Fleeing the misery of eastern Cuba, in the corridors of the old palace they were heard talking fongo, hammering wood to prevent rain from seeping into babies’ cribs, playing dominoes when a daytime blackout paralyzes life, and fighting when the next-door neighbor takes advantage of the distraction and moves across the dividing wall and a few centimeters to someone else’s house.
Now they are gone. According to Armando, an elderly retiree, who this Monday wore his pants rolled up to avoid the puddles that splashed all over the road, “they took them to different shelters in San Agustín, Altahabana and Santiago de las Vegas.” Others “were sent back to their home provinces,” he added, though he wouldn’t be surprised if “they took time for things to calm down and come back.”

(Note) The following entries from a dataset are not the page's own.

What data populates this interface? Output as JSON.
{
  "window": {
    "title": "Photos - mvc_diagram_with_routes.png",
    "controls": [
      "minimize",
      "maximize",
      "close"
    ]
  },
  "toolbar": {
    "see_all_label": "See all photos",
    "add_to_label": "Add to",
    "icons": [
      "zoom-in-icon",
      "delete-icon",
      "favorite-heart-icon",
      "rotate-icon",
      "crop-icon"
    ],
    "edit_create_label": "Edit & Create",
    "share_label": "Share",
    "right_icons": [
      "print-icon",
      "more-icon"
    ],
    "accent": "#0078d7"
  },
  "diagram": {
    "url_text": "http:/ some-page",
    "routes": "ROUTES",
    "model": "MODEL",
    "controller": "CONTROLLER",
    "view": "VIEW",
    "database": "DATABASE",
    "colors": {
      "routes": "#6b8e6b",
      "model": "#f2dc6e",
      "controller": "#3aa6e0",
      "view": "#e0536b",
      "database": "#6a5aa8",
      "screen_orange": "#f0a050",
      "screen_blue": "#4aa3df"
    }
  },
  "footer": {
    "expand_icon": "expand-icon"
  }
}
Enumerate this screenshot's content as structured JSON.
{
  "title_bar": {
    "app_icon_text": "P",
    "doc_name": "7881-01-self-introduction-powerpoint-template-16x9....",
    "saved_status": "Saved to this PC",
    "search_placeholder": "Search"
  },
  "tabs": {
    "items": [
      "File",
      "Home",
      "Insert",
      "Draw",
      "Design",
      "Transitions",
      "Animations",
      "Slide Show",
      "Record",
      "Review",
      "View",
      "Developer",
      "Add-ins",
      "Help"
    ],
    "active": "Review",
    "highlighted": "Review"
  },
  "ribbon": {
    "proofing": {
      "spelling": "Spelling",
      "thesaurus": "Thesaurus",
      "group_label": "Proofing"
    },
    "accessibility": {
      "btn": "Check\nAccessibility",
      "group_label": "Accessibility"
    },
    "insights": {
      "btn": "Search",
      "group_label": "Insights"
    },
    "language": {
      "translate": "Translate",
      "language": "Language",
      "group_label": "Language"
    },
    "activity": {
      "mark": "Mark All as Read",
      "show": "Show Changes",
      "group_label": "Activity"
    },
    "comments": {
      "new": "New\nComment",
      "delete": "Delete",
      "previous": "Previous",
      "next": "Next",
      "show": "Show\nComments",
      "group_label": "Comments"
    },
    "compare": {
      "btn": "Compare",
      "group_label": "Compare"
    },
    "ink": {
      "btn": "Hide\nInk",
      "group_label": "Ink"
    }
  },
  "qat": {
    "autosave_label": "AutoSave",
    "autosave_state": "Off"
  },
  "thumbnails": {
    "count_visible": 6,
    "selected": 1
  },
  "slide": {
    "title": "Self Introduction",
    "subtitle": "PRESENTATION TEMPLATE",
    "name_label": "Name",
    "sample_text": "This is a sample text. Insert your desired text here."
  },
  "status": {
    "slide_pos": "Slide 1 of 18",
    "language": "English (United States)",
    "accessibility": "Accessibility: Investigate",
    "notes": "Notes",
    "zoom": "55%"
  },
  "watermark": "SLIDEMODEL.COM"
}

At first, when they took over the demolished building, unity prevailed, but as the months passed, overcrowding and neighborhood problems raised the temperature inside the rooms. Fights and ongoing scandals led Factoría 70 to gain the reputation of a controversial place, a place to avoid and cross the sidewalk when walking down the block. Being located in the neighborhood of Jesús María, fame like this is worth two.
Neighbors exchanged feelings. “If it’s not because of the most difficult need, no one can enter a place so that you don’t sleep for a moment when the roof falls on you,” said a woman who lives on the corner, on Corrales Street. “Poor people, who know what they’ve been through, but it’s true that it’s ugly here and the fights are constant.”
On the basement floor of the building, a mechanic’s workshop remains open as if to avoid risks. “No, this place is not in danger of collapsing,” one of the shop’s employees summarized before re-entering an area where an immaculately restored antique car sat in a deep ditch. pink color replaces the wood that supports the upper floor and a huge mountain of garbage and debris from the floor above.
The smell of garbage soaked by the rain of recent days reinforces the feeling of abandonment and loss of property. Outside, the old folding metal doors that once gave way to a thriving business stand with some dignity against the surrounding destruction. They no longer go up or down and they no longer protect bags of beans, various preserves or chocolate. They were paralyzed by the improvised brick barrier that was supposed to prevent people from entering the building.